2014’s Kingsman: The Secret Service was an unexpected delight. It was basically director Matthew Vaughnstealing the reins from the Bond franchise and making it his own with a mythology that clearly owed a lot to 007 while still having the freedom to do something new and unique. However, 2017’s sequel Kingsman: The Golden Circle was a major letdown as it tried to do too much so that it felt constantly bloated and overloaded. Now Vaughn has retreated to the past for a prequel story—The King’s Man—that doesn’t even really seem to know what a Kingsman movie should be, so instead it’s a bizarre mish-mash of war drama, Drunk History, and occasional bits of espionage. It’s a movie that wants the benefit of deep pathos between a father and son but also a scene where Rhys Ifans tongues Ralph Fiennes’ leg. But the film really falls apart because while its characters crave peace, Vaughn is a director who relishes violence.
After a brief prologue, The King’s Man begins on the eve of World War I. Nobleman Orlando Oxford (Fiennes) has devoted his life to pacifism after his wife was killed during the Boer War, and her dying wish was to protect their son Conrad (Harris Dickinson) from combat. However, Conrad is determined to fight in the looming war, which is being set in motion by a mysterious Scotsman known as The Shepherd and his league of criminals which includes such historical figures as Mata Hari (Valerie Pachner), Gavrilo Princip (Joel Basman), and Grigori Rasputin (Ifans). As the Shepherd and his animals manipulate European powers into World War, Orlando, his servants Polly (Gemma Arterton) and Shola (Djimon Hounsou), and Conrad try to avert disaster while Orlando tries to protect his son.
It’s fine that The King’s Man wants to have an emotional core, and Fiennes and Dickinson sell that father-son relationship well enough, especially against the backdrop of a war picture. For all of Vaughn’s panache with action scenes, it looks like the movie he’s trying to make is a character drama about a father who doesn’t want to send his young son off to war and a son who wants to fight and achieve a measure of personal valor for himself (while Orlando’s motives make sense—he watched his wife killed on a battlefield and her dying wish was to make sure their son never saw war—Conrad seems to want to fight because he’s young and it’s a matter of personal honor, so his motives are never as compelling as his father’s). If The King’s Man didn’t have to be an action movie, it would probably be a lovely and intimate little drama.

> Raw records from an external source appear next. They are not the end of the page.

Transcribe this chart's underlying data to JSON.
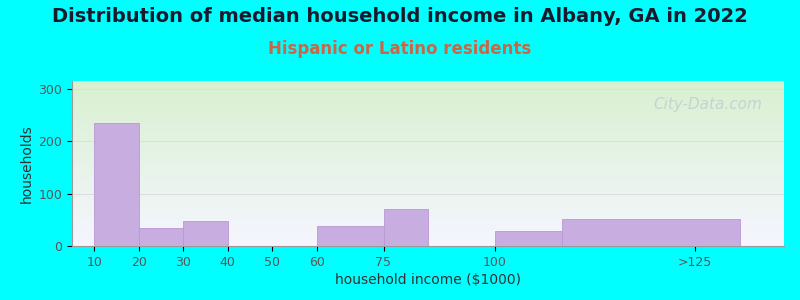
{
  "title": "Distribution of median household income in Albany, GA in 2022",
  "subtitle": "Hispanic or Latino residents",
  "xlabel": "household income ($1000)",
  "ylabel": "households",
  "bar_lefts": [
    10,
    20,
    30,
    40,
    60,
    75,
    100,
    115
  ],
  "bar_rights": [
    20,
    30,
    40,
    50,
    75,
    85,
    115,
    155
  ],
  "bar_heights": [
    235,
    35,
    48,
    0,
    38,
    70,
    28,
    52
  ],
  "bar_color": "#c8aee0",
  "bar_edgecolor": "#b898d4",
  "xtick_positions": [
    10,
    20,
    30,
    40,
    50,
    60,
    75,
    100,
    145
  ],
  "xtick_labels": [
    "10",
    "20",
    "30",
    "40",
    "50",
    "60",
    "75",
    "100",
    ">125"
  ],
  "ytick_positions": [
    0,
    100,
    200,
    300
  ],
  "ytick_labels": [
    "0",
    "100",
    "200",
    "300"
  ],
  "ylim": [
    0,
    315
  ],
  "xlim": [
    5,
    165
  ],
  "bg_color_outer": "#00ffff",
  "bg_color_plot_top_left": "#d8f0d0",
  "bg_color_plot_bottom": "#f0f0ff",
  "title_fontsize": 14,
  "subtitle_fontsize": 12,
  "subtitle_color": "#cc6644",
  "axis_label_fontsize": 10,
  "tick_fontsize": 9,
  "watermark_text": "City-Data.com",
  "watermark_color": "#c0cece",
  "watermark_fontsize": 11
}
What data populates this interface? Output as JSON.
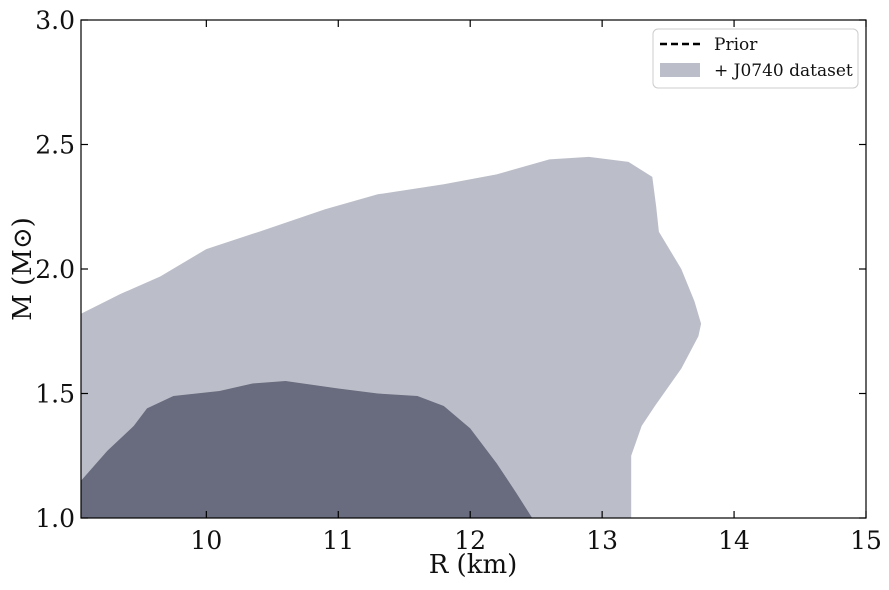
{
  "chart_data": {
    "type": "area",
    "xlabel": "R (km)",
    "ylabel": "M (M⊙)",
    "xlim": [
      9.05,
      15
    ],
    "ylim": [
      1.0,
      3.0
    ],
    "xticks": [
      10,
      11,
      12,
      13,
      14,
      15
    ],
    "xtick_labels": [
      "10",
      "11",
      "12",
      "13",
      "14",
      "15"
    ],
    "yticks": [
      1.0,
      1.5,
      2.0,
      2.5,
      3.0
    ],
    "ytick_labels": [
      "1.0",
      "1.5",
      "2.0",
      "2.5",
      "3.0"
    ],
    "grid": false,
    "legend": {
      "placement": "top-right",
      "entries": [
        {
          "label": "Prior",
          "style": "dashed-line",
          "color": "#000000"
        },
        {
          "label": "+ J0740 dataset",
          "style": "filled-patch",
          "color": "#bbbec8"
        }
      ]
    },
    "series": [
      {
        "color": "#bbbec8",
        "region": [
          [
            9.05,
            1.0
          ],
          [
            9.05,
            1.82
          ],
          [
            9.35,
            1.9
          ],
          [
            9.65,
            1.97
          ],
          [
            10.0,
            2.08
          ],
          [
            10.4,
            2.15
          ],
          [
            10.9,
            2.24
          ],
          [
            11.3,
            2.3
          ],
          [
            11.8,
            2.34
          ],
          [
            12.2,
            2.38
          ],
          [
            12.6,
            2.44
          ],
          [
            12.9,
            2.45
          ],
          [
            13.2,
            2.43
          ],
          [
            13.38,
            2.37
          ],
          [
            13.41,
            2.25
          ],
          [
            13.43,
            2.15
          ],
          [
            13.6,
            2.0
          ],
          [
            13.7,
            1.87
          ],
          [
            13.75,
            1.78
          ],
          [
            13.73,
            1.73
          ],
          [
            13.6,
            1.6
          ],
          [
            13.4,
            1.45
          ],
          [
            13.3,
            1.37
          ],
          [
            13.22,
            1.25
          ],
          [
            13.22,
            1.0
          ]
        ]
      },
      {
        "color": "#696b7e",
        "region": [
          [
            9.05,
            1.0
          ],
          [
            9.05,
            1.15
          ],
          [
            9.25,
            1.27
          ],
          [
            9.45,
            1.37
          ],
          [
            9.55,
            1.44
          ],
          [
            9.75,
            1.49
          ],
          [
            10.1,
            1.51
          ],
          [
            10.35,
            1.54
          ],
          [
            10.6,
            1.55
          ],
          [
            11.0,
            1.52
          ],
          [
            11.3,
            1.5
          ],
          [
            11.6,
            1.49
          ],
          [
            11.8,
            1.45
          ],
          [
            12.0,
            1.36
          ],
          [
            12.2,
            1.22
          ],
          [
            12.35,
            1.1
          ],
          [
            12.47,
            1.0
          ]
        ]
      }
    ]
  }
}
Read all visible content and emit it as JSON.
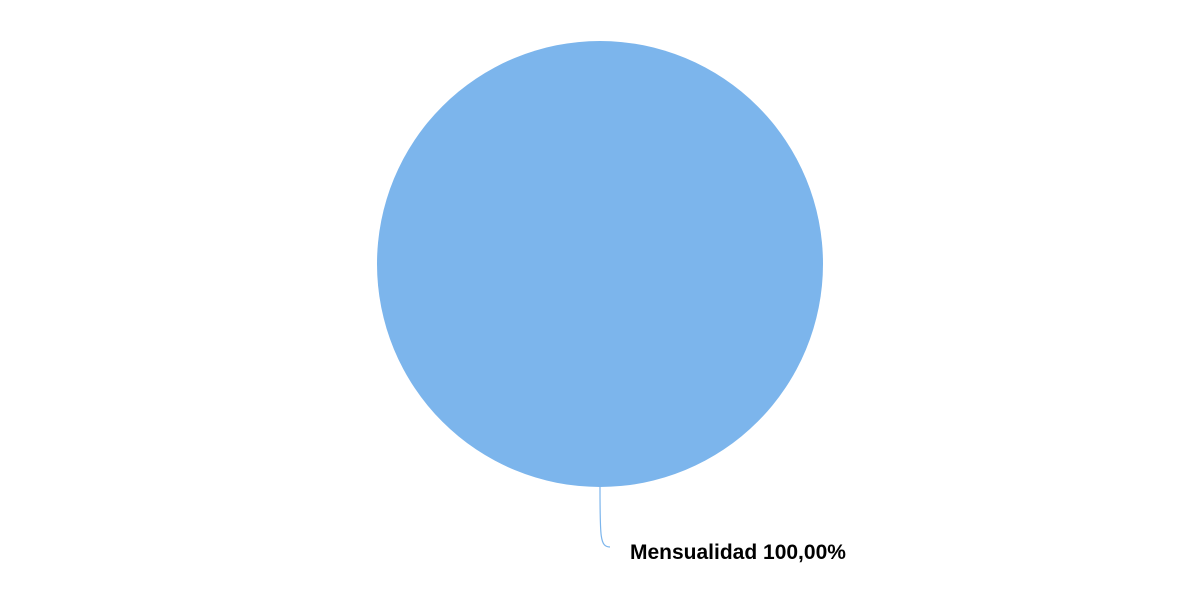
{
  "chart_data": {
    "type": "pie",
    "title": "",
    "slices": [
      {
        "label": "Mensualidad",
        "value": 100.0,
        "value_label": "100,00%",
        "display_label": "Mensualidad 100,00%",
        "color": "#7cb5ec"
      }
    ],
    "legend": "none",
    "data_labels": "outside-with-connector"
  }
}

But Vaughn is most comfortable when he has violence to fall back on, and while that served him in the spy genre, which is already heightened and fantastical, as a war film, he gets lost in no man’s land. It’s difficult to take war as anything but a serious, senseless thing unless you’re fully leaning into the absurdity (a la Catch-22 and M*A*S*H*), and the pathos The King’s Man looks to derive from the Oxford-Conrad relationship prevents absurdity. So on one side of the film, you have this deeply serious war movie and the other side you have a SPECTRE-like organization where Rasputin is drip-feeding opium to Tsar Nicolas II (Tom Hollander) and licking Orlando’s wounded leg in order to heal it. Yes, Ifans is doing “a thing”, but the film clearly wants Rasputin to be this fun, dazzling character, which would be fine, but then you can’t really treat your war scenes like you’re making 1917.
I’m kind of shocked that the tone of The King’s Man veers so wildly when it’s the third one of these movies and the only guy who makes them is Vaughn. Even if you want to make the argument that the purpose of this movie is to show how the Kingsman Agency came about, the whole “Kingsman” franchise feels largely tangential to the events of this movie. If you see the Kingsman films as James Bond riffs with looney villains executing zany plots, there’s something oddly perverse about being like “What if World War I—a tragedy that killed about 40 million people worldwide for no reason—was the product of an angry Scotsman looking to take revenge on England?” It’s a movie where there can be a brutal, but lovingly executed knife fight in the trenches and then a scene later has a character bemoan the “reality” of war. Again, it’s not that war can’t serve as an absurd background, but Vaughn constantly seems uncertain of how seriously he should take his own story.
The King’s Man is a movie that’s inviting you to have fun, but not too much fun, and the herky-jerky nature of its storytelling makes it difficult for Vaughn to ever settle into any kind of groove. Part of me wishes he had just thrown out the pathos entirely and gone completely insane, which would serve as not only a way to critique the absurdity of war, but it’s also the wavelength he seems most comfortable with for his movie. If you’re going to go the Drunk Historyroute, then you need to let folks know you’re in on the joke, but the King’s Man wants to be serious about the cost of war except when it’s exploiting it for more stylish action. It feels like at this point, Vaughn is simply using this franchise as a series of action-delivery vehicles, and The King’s Man shows that he’d be far better off in the realm of fictional spy escapades rather than throwing up the backdrops of historical tragedies.
Rating: C-
The King’s Man opens in theaters on December 22nd.